With just 12 of his 51 shots on target (24%) the Brazilian “Running Man” can’t even claim that he was unlucky in terms of opposition keepers performing heroics.
No, quite simply he just had a shocker in front of goals.
To be fair to Ramires, he has some previous form in this regard:
Many felt that West Ham’s season took a turn for the better with the return from injury of Andy Carroll. I’m on record as saying that I feel it’s more a case that Carroll’s return coincided with West Ham riding the upswing of volatility and variance. In either case he certainly didn’t add many goals to the West Ham team.
The appearance of the Spurs trio of Soldado, Townsend and Paulinho towards the top of the Sodden Boot table serves as a cursory summary of AVB’s time in charge of Spurs. The poor guy just couldn’t buy a goal.

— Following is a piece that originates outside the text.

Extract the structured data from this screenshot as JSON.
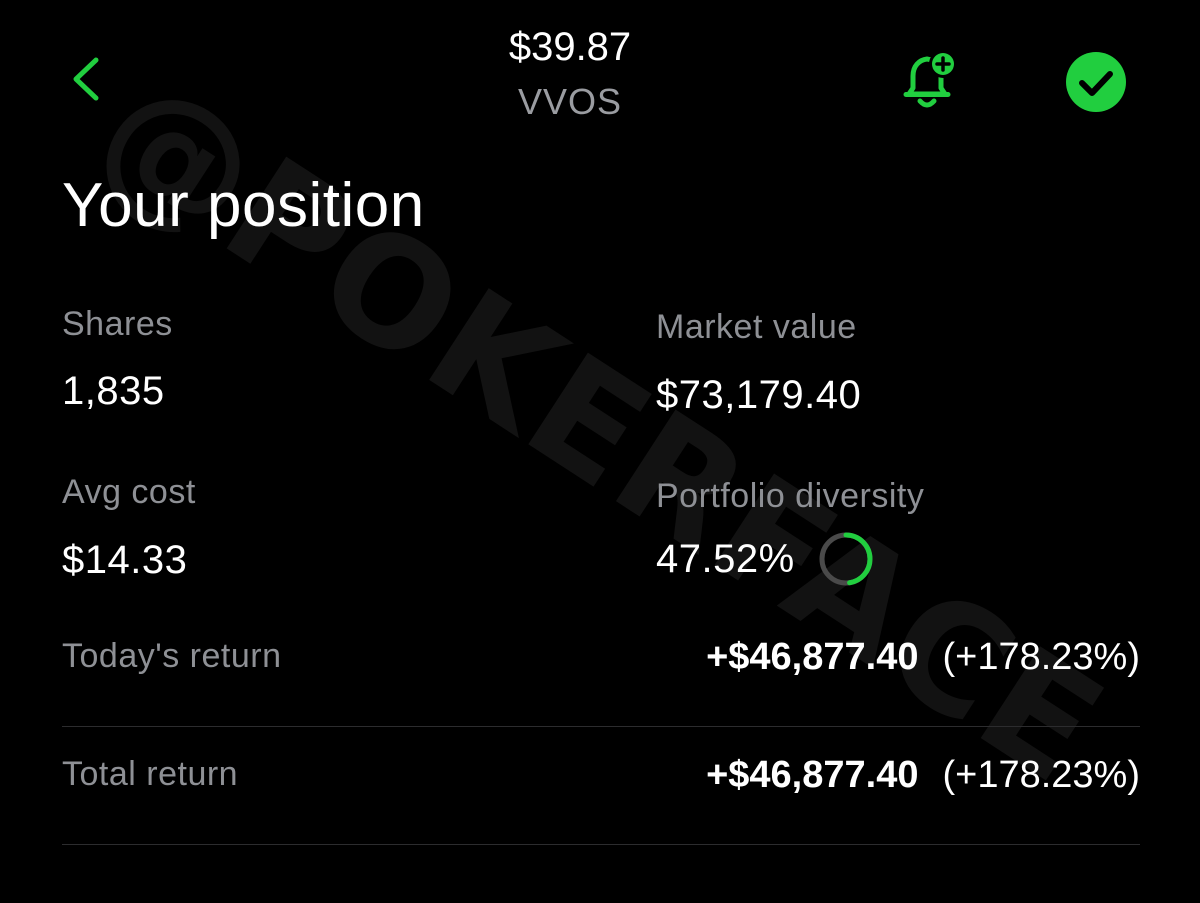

For a man who was presumably bought to score goals, Nikica Jelavic is perched much too close to the top of that table for anyone’s liking, most of all Steve Bruce’s.
While Ramires had the worst scoring record on this measure during the 2013/14 season, he would be rightfully annoyed to be thought of as a poor finisher. His performance last season (2012/13) serves to remind us why judging goal scorers, even with the use of analytics and advance stats still has some way to go.
In 2012/13, Ramires scored 5 goals from his ExpG total of just 2.4!!!
This is what Ramires’ shot locations for 2012/13 looked like:
That’s right; in 2012/13 he scored he scored 5 goals from his 35 shots.
He went from achieving 210% of his ExpG figure last season to just 20% this season. We have seen that he was the worst finisher in the EPL this season, however last season he had the BEST Goals : ExpG ratio out of the 138 players that took more than 25 shots.
That is quite the turnaround.
Correlation of ExpG performance from Season to Season
Those numbers clearly show the enormous volatility that exists in the act of shooting. Given the relatively low probability of scoring any individual shot, players simply do not take enough shots over the course of the season to enable us (so far) to pick out the signal from the noise.
It also puts into context just how difficult it is to scout forwards. Even with the use of an advanced metric like ExpG we currently have no way of knowing if a guy that achieved just 70% of his ExpG total last season is likely to shoot at 70% or 140% next season. That just doesn’t seem right, and it’s certainly something that I’ll be trying to work towards understanding better in the future.
That being said, and just for fun, what did the Sodden Boot table for 2012/13 look like?
|Name||Team||Shots||ExpG||Goals||Goals / ExpG|
I have often seen Glen Johnson criticized for being wasteful in shooting for Liverpool; our ExpG numbers confirm that this was the case last season anyway. Johnson was the worst finisher in the EPL last season (again, based on at least 50 shots).
Once again, Jelavic appears towards the top of this table with a pretty poor return of 7 goals from an ExpG total of 12.5 last season. At this point, there is no correlation between how well or poorly a player finishes his chances from one season compared to the next, however as a striker I wonder if Jelavic can continue to post such poor numbers as he has done for the last two seasons. Just because we haven’t been able to find a correlation from season to season doesn’t mean that it’s not there
Andy Carroll also reappears on the list from last season.
This short piece had a number of purposes.
It was to serve as a data dump to show which players under performed badly in terms of dispatching their chances this season (and last), but it was also to remind our readers that we haven’t so far uncovered any meaningful correlation between the skill that a player showed in finishing their chances from one season to the next.
Just remember that, the next time your club is linked to a striker that has just come off a great season. The only thing certain in such an instance is that the player’s value will have increased as a result of his good season, but sadly, past performance is certainly no guarantee (or maybe even an indication) of future returns.
Our ExpG model looks at the specific details of each shot, including the location, whether it was a shot or a header and how it came about and assigns an objective probability of that shot being scored.